How do we know for certain that HPCG represents some real-world expectation of efficiency, whereas HPL is a relic of the past? We asked Dongarra, who had a hand in creating both benchmarks.
“The Linpack Top500 benchmark solves a dense matrix problem,” Dongarra responded. “We have a matrix, all the elements are non-zero, and we use a standard algorithm — that’s what the benchmark prescribes. In 1979, that was a good way to measure computers. Today, it’s not so good, to be honest, because we don’t really solve dense matrix problems at scale.”
The HPL test battery involves resolving an ordinary differential equation, Dongarra told us, where all the values in the matrix are populated. In real-world simulations, some or perhaps most matrix values are unpopulated. Resolving these Partial Differential Equations (PDE) requires the form of these equations to be changed, the proper word for which is “disparatized.” This way, instead of a continuous function which may not represent reality, the system resolves for discrete events. Indeed, the branch of math that deals with this is called Discrete Event Simulation (DES). At Los Alamos National Labs, software developers have come up with a library they call SimCore [PDF], which stages DES for extremely complex simulations but opens up exploration into these simulations using a language a simple as Python.

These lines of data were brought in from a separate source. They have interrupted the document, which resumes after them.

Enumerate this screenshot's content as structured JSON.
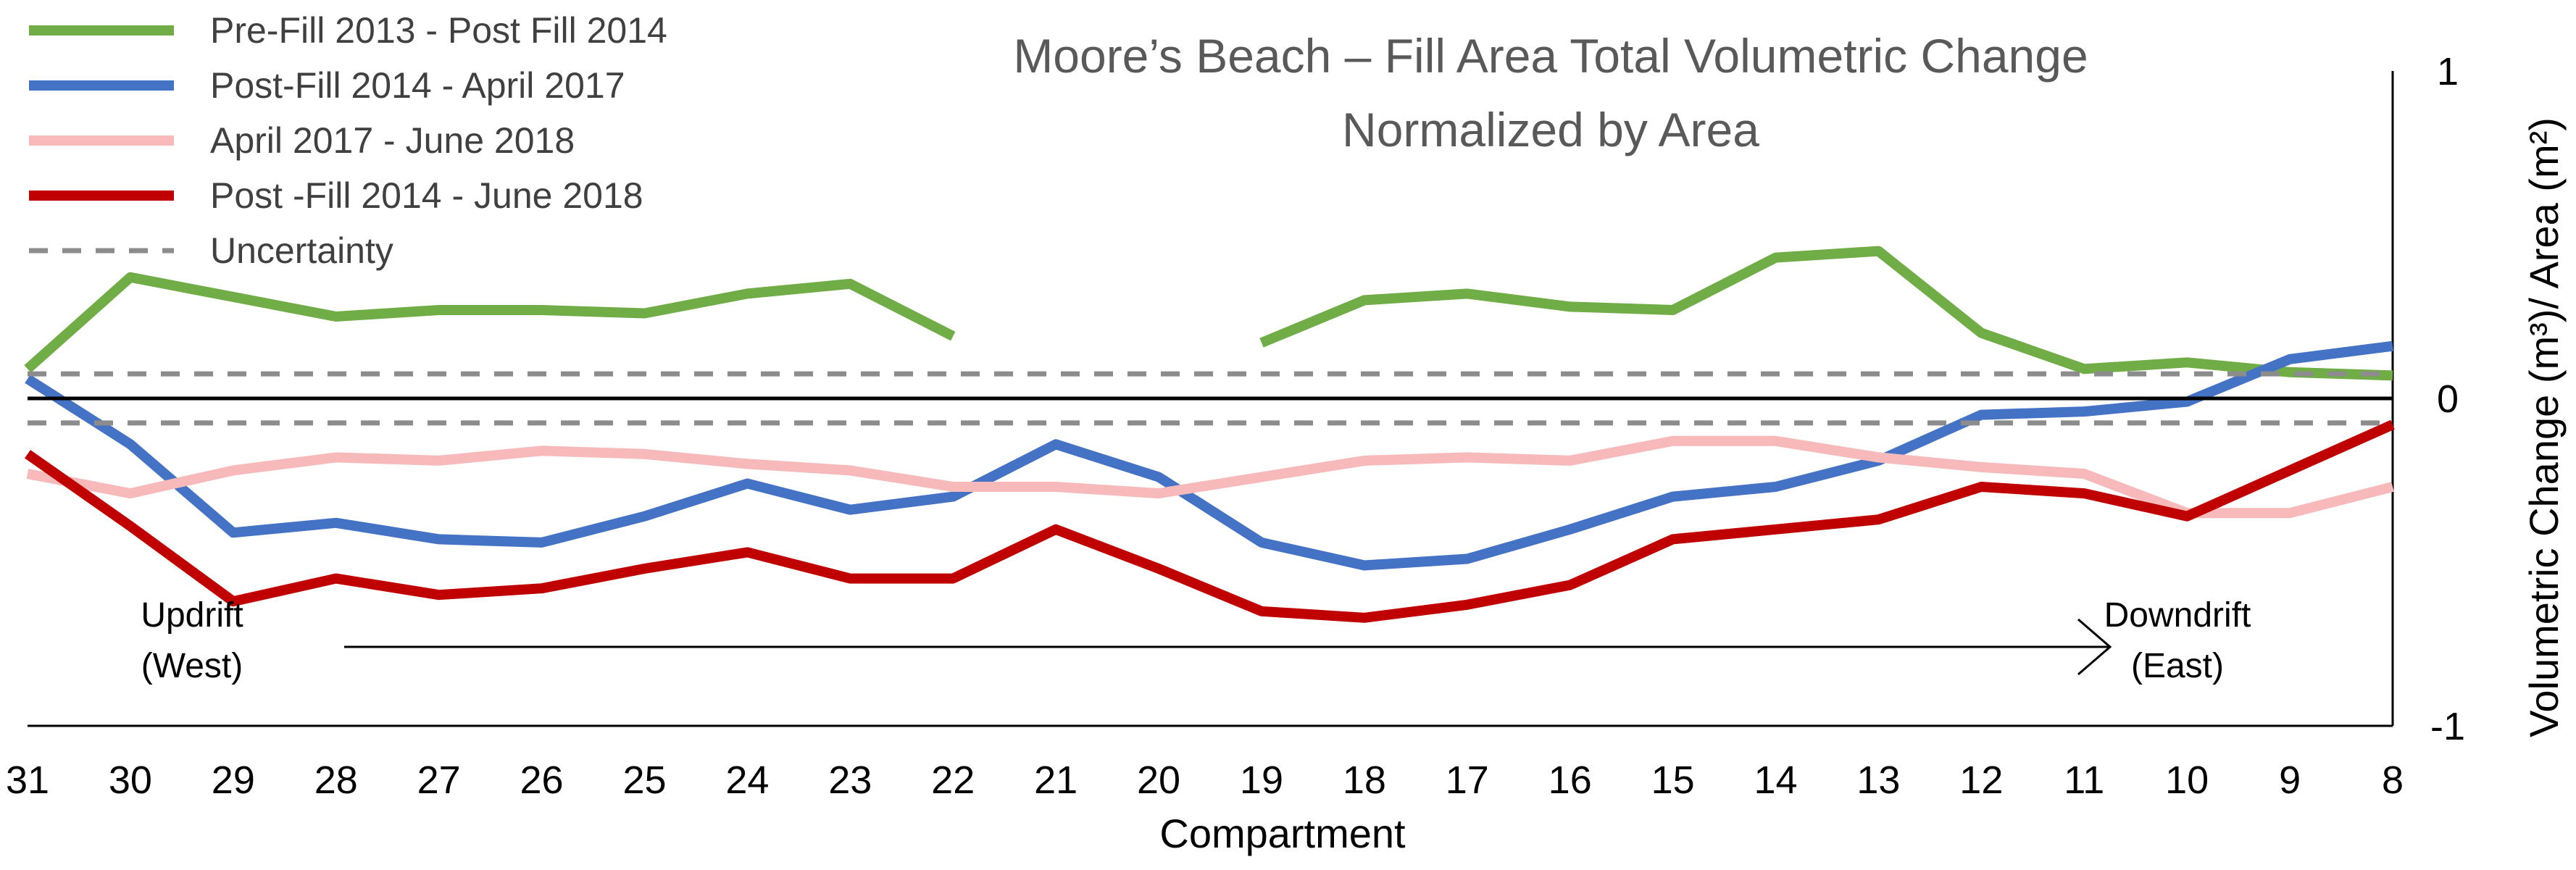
{
  "chart_data": {
    "type": "line",
    "title_lines": [
      "Moore’s Beach – Fill Area Total Volumetric Change",
      "Normalized by Area"
    ],
    "xlabel": "Compartment",
    "ylabel": "Volumetric Change (m³)/ Area (m²)",
    "categories": [
      "31",
      "30",
      "29",
      "28",
      "27",
      "26",
      "25",
      "24",
      "23",
      "22",
      "21",
      "20",
      "19",
      "18",
      "17",
      "16",
      "15",
      "14",
      "13",
      "12",
      "11",
      "10",
      "9",
      "8"
    ],
    "ylim": [
      -1,
      1
    ],
    "yticks": [
      "1",
      "0",
      "-1"
    ],
    "ytick_values": [
      1,
      0,
      -1
    ],
    "legend_position": "top-left",
    "series": [
      {
        "name": "Pre-Fill 2013 - Post Fill 2014",
        "color": "#70ad47",
        "dashed": false,
        "values": [
          0.09,
          0.37,
          0.31,
          0.25,
          0.27,
          0.27,
          0.26,
          0.32,
          0.35,
          0.19,
          null,
          null,
          0.17,
          0.3,
          0.32,
          0.28,
          0.27,
          0.43,
          0.45,
          0.2,
          0.09,
          0.11,
          0.08,
          0.07
        ]
      },
      {
        "name": "Post-Fill 2014 - April 2017",
        "color": "#4472c4",
        "dashed": false,
        "values": [
          0.06,
          -0.14,
          -0.41,
          -0.38,
          -0.43,
          -0.44,
          -0.36,
          -0.26,
          -0.34,
          -0.3,
          -0.14,
          -0.24,
          -0.44,
          -0.51,
          -0.49,
          -0.4,
          -0.3,
          -0.27,
          -0.19,
          -0.05,
          -0.04,
          -0.01,
          0.12,
          0.16
        ]
      },
      {
        "name": "April 2017 - June 2018",
        "color": "#f7b9b9",
        "dashed": false,
        "values": [
          -0.23,
          -0.29,
          -0.22,
          -0.18,
          -0.19,
          -0.16,
          -0.17,
          -0.2,
          -0.22,
          -0.27,
          -0.27,
          -0.29,
          -0.24,
          -0.19,
          -0.18,
          -0.19,
          -0.13,
          -0.13,
          -0.18,
          -0.21,
          -0.23,
          -0.35,
          -0.35,
          -0.27
        ]
      },
      {
        "name": "Post -Fill 2014 - June 2018",
        "color": "#c00000",
        "dashed": false,
        "values": [
          -0.17,
          -0.39,
          -0.62,
          -0.55,
          -0.6,
          -0.58,
          -0.52,
          -0.47,
          -0.55,
          -0.55,
          -0.4,
          -0.52,
          -0.65,
          -0.67,
          -0.63,
          -0.57,
          -0.43,
          -0.4,
          -0.37,
          -0.27,
          -0.29,
          -0.36,
          -0.22,
          -0.08
        ]
      },
      {
        "name": "Uncertainty",
        "color": "#8c8c8c",
        "dashed": true,
        "bounds": [
          0.075,
          -0.075
        ]
      }
    ],
    "annotations": {
      "updrift": [
        "Updrift",
        "(West)"
      ],
      "downdrift": [
        "Downdrift",
        "(East)"
      ]
    }
  }
}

“The idea,” said Dongarra, “would be to come up with the benchmark that looks at that problem — a large sparse matrix problem. Because that’s what our computers are used for.”

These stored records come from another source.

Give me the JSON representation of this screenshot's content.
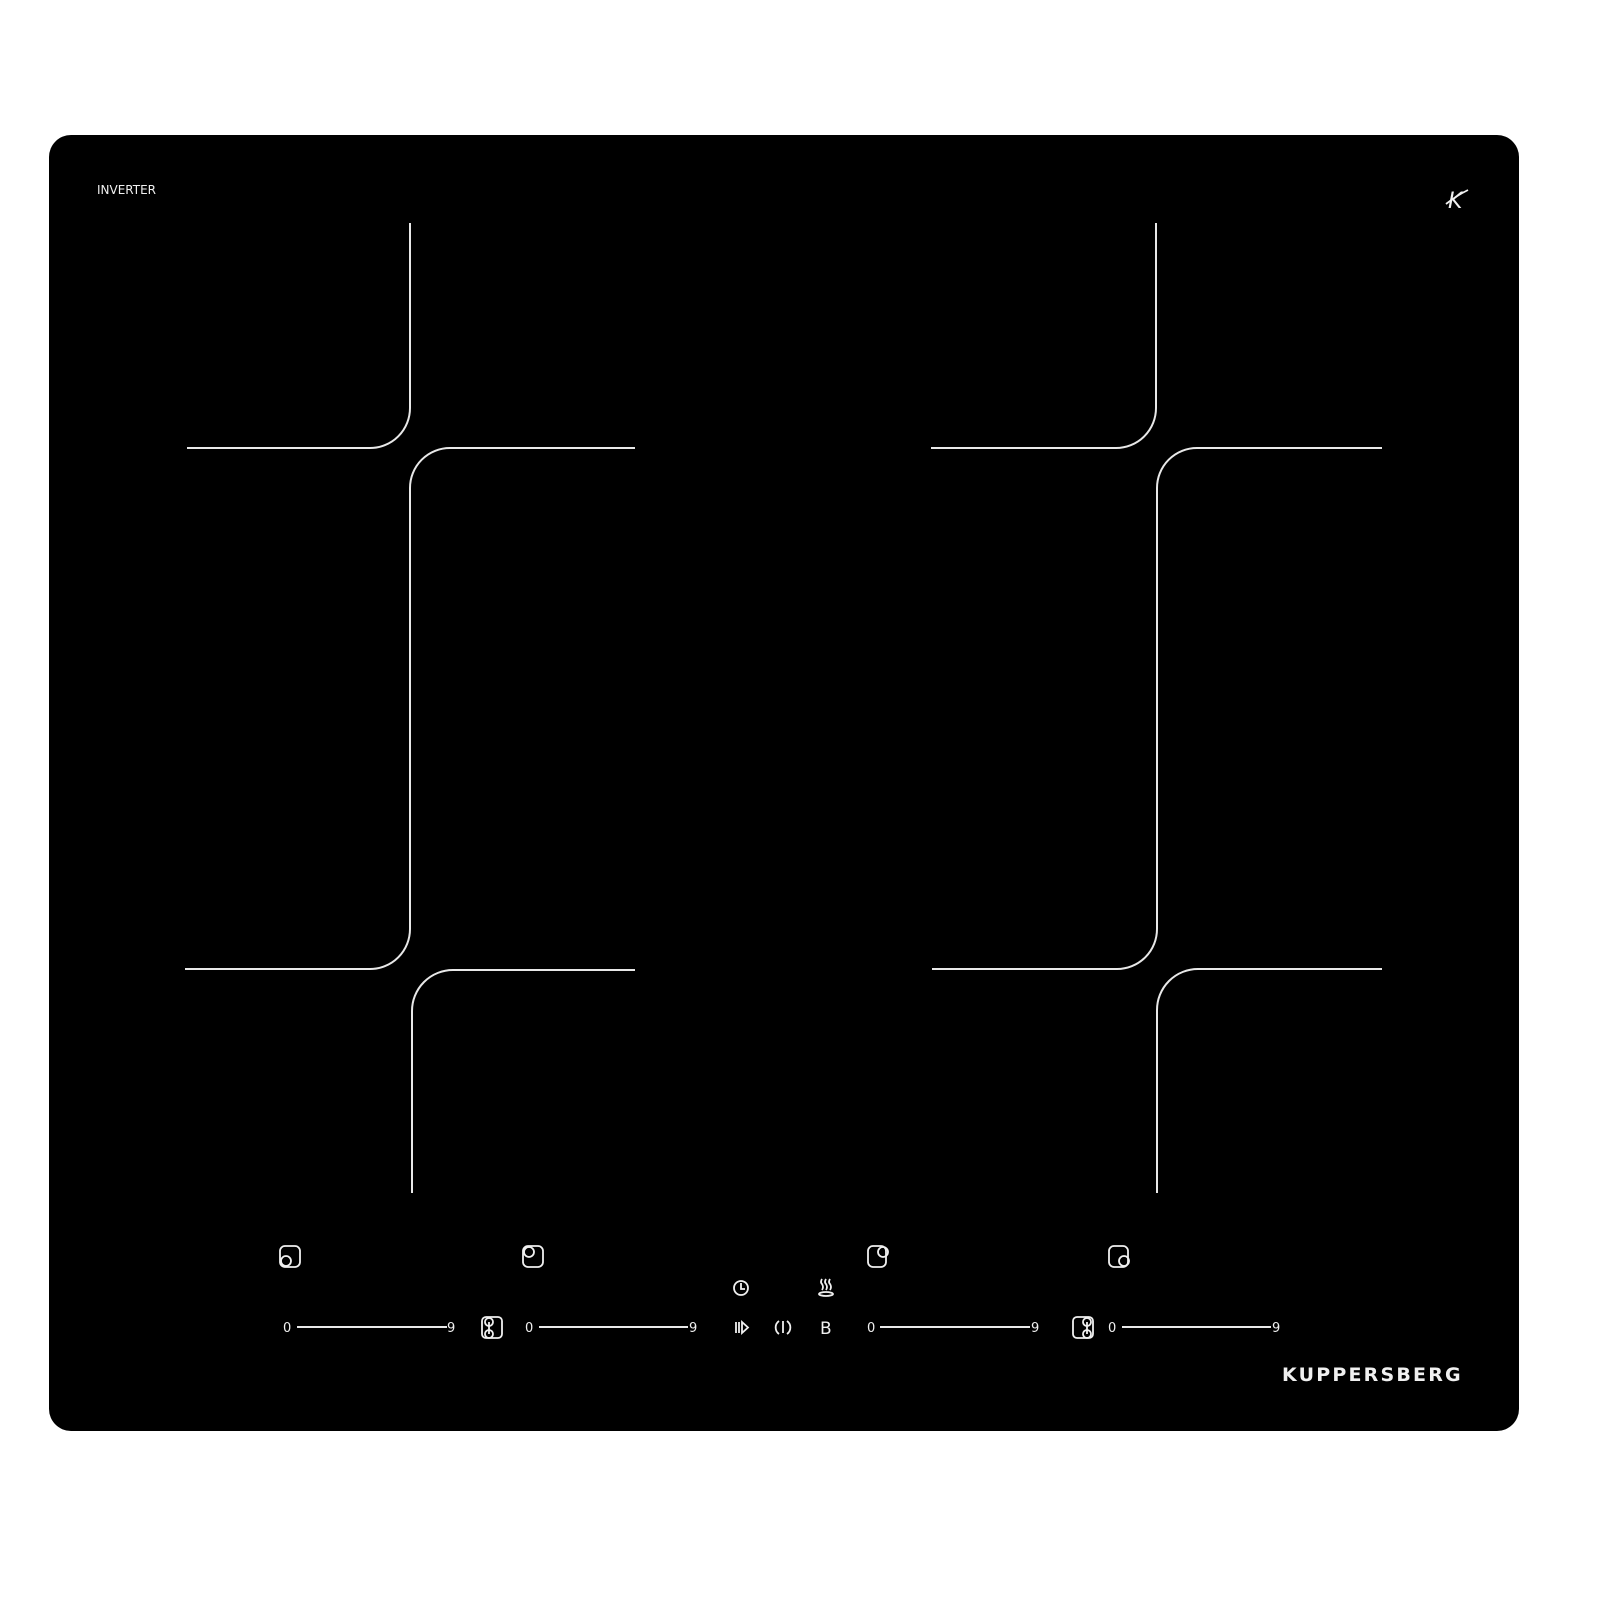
{
  "product": {
    "badge": "INVERTER",
    "brand": "KUPPERSBERG",
    "logo_letter": "K",
    "glass_color": "#000000",
    "line_color": "#e8e8e8"
  },
  "controls": {
    "zone_icons": [
      "zone-rear-left-icon",
      "zone-front-left-icon",
      "zone-rear-right-icon",
      "zone-front-right-icon"
    ],
    "sliders": [
      {
        "min_label": "0",
        "max_label": "9"
      },
      {
        "min_label": "0",
        "max_label": "9"
      },
      {
        "min_label": "0",
        "max_label": "9"
      },
      {
        "min_label": "0",
        "max_label": "9"
      }
    ],
    "bridge_icons": [
      "flex-zone-left-icon",
      "flex-zone-right-icon"
    ],
    "center": {
      "timer_icon": "clock-icon",
      "keep_warm_icon": "steam-icon",
      "pause_icon": "play-pause-icon",
      "power_icon": "power-icon",
      "boost_label": "B"
    }
  }
}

The problem is, if Shekhar Borkar’s prediction plays out, the methods and algorithms currently in production for resolving these problems on a real-world scale would likely have to be completely reconfigured once the architecture that replaces CMOS — if it’s based on Josephson junctions, qubits, or whatever — becomes imminent.
“Application scientists are going to have to work hard to implement their algorithms and applications on this next-generation of architectures,” Dongarra said, “because the architectural features of those machines are different than what we’ve used before, and cause us to have to rethink and re-implement our methods.” He noted that the US Department of Energy has already planned to invest $1.8 billion in new and innovative CMOS hardware, and another $1.8 billion in the software to drive it.

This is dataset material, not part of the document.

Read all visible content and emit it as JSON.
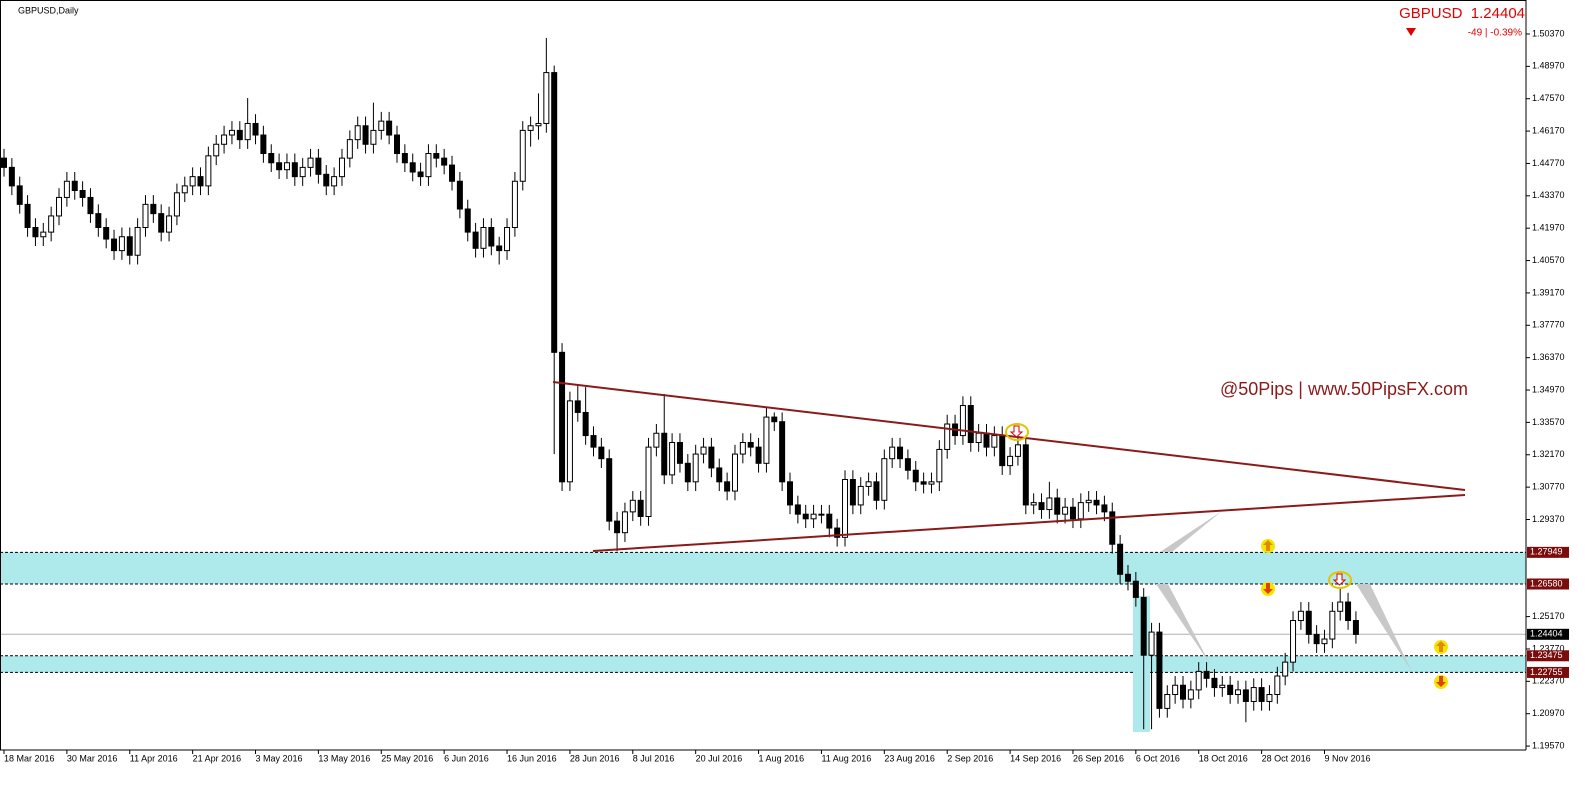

But if the road ahead for CMOS dead-ends, can we count on more investments of this magnitude in the future? We asked Tom Conte, who directs the Center for Research into Novel Computing Hierarchies at the Georgia Institute of Technology.
“In general, I think the inertia in maintaining current technologies based on CMOS is large,” Conte told DCK, “but also there’s needed investment for the technologies you point out. Luckily, there is a lot of investment in technologies that relate to this.” He cited government-funded contests into quantum computing research as one example, the “afterglow” of which, as he put it, benefitting all other realms of computing research.
Emerging from the laboratory with a new approach of fabricating semiconductors, Conte believes, may take another decade — much of which may be spent, if Borkar and Dongarra are accurate, tweaking software here and there to uncover small efficiencies along the way. “But after we get out of the lab,” he said, “it’ll be a pull. It’ll be that they really need these technologies, and they’ll end up in the marketplace.”
We need to believe in steady, predictable, calculable progress, even if it takes tumultuous, revolutionary, world-altering gambles under the surface just to keep up appearances.